There's a field with type of varchar. It actually stores a float point string. Like 2.0 , 12.0 , 34.5 , 67.50 ... What I need is a update statement that remove the ending zeros of fields like 2.0 , 12.0 , change them to their integer representation , that is 2 , 12 ...,and leave 3.45 , 67.50 unchanged . How should I do this ? I am using oracle 10.

+1  A: 

Does this work?

UPDATE Table Set Field = CAST(CAST(CAST(Field AS float) AS int) AS varchar(128));
LorenVS
Blearghh... Oracle, I always assume T-SQL, this might not work, sorry
LorenVS
No , this does not work . it could cast 0.75 to 1. it should leave float point string changed .
ZZcat
+6  A: 

As long as the only data in the fields are numbers then something like this should do it...

UPDATE <table>
   SET not_string = TRIM( TO_CHAR( TO_NUMBER( not_string ), '999999999999' ) )
 WHERE TO_NUMBER( not_string ) = TRUNC( TO_NUMBER( not_string ) )

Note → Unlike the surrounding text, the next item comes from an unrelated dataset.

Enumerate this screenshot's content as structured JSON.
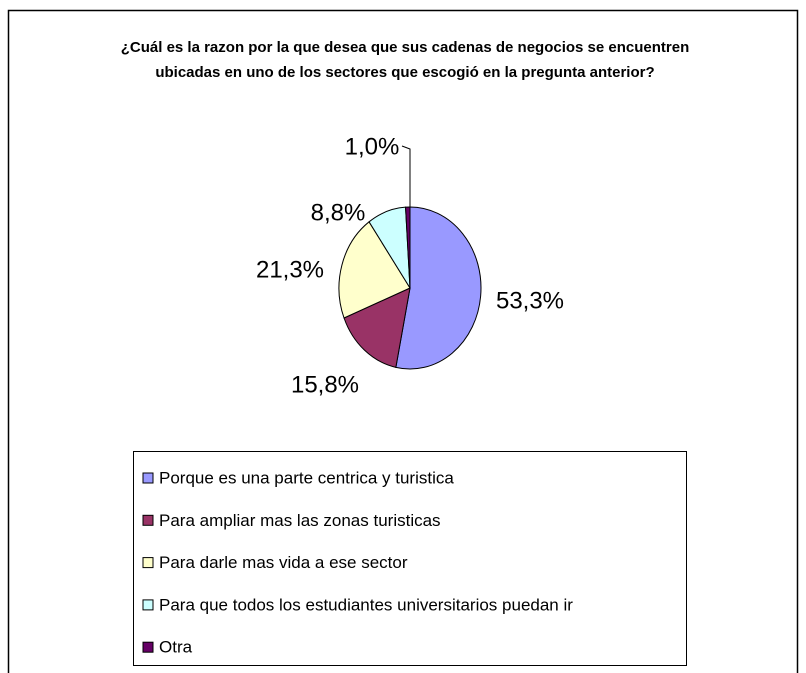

The WHERE clause should limit the update to integers and the SET part converts the VARCHAR2 to a number and then back to a VARCHAR with the required formatting (change the number of 9s as required or rely on the NLS settings) for string back in the field.

Also, because most people are (or at least should be) thinking it..

If the field is a number then store it in the right datatype, formatting can be altered on output and this kind of string parsing could be avoided!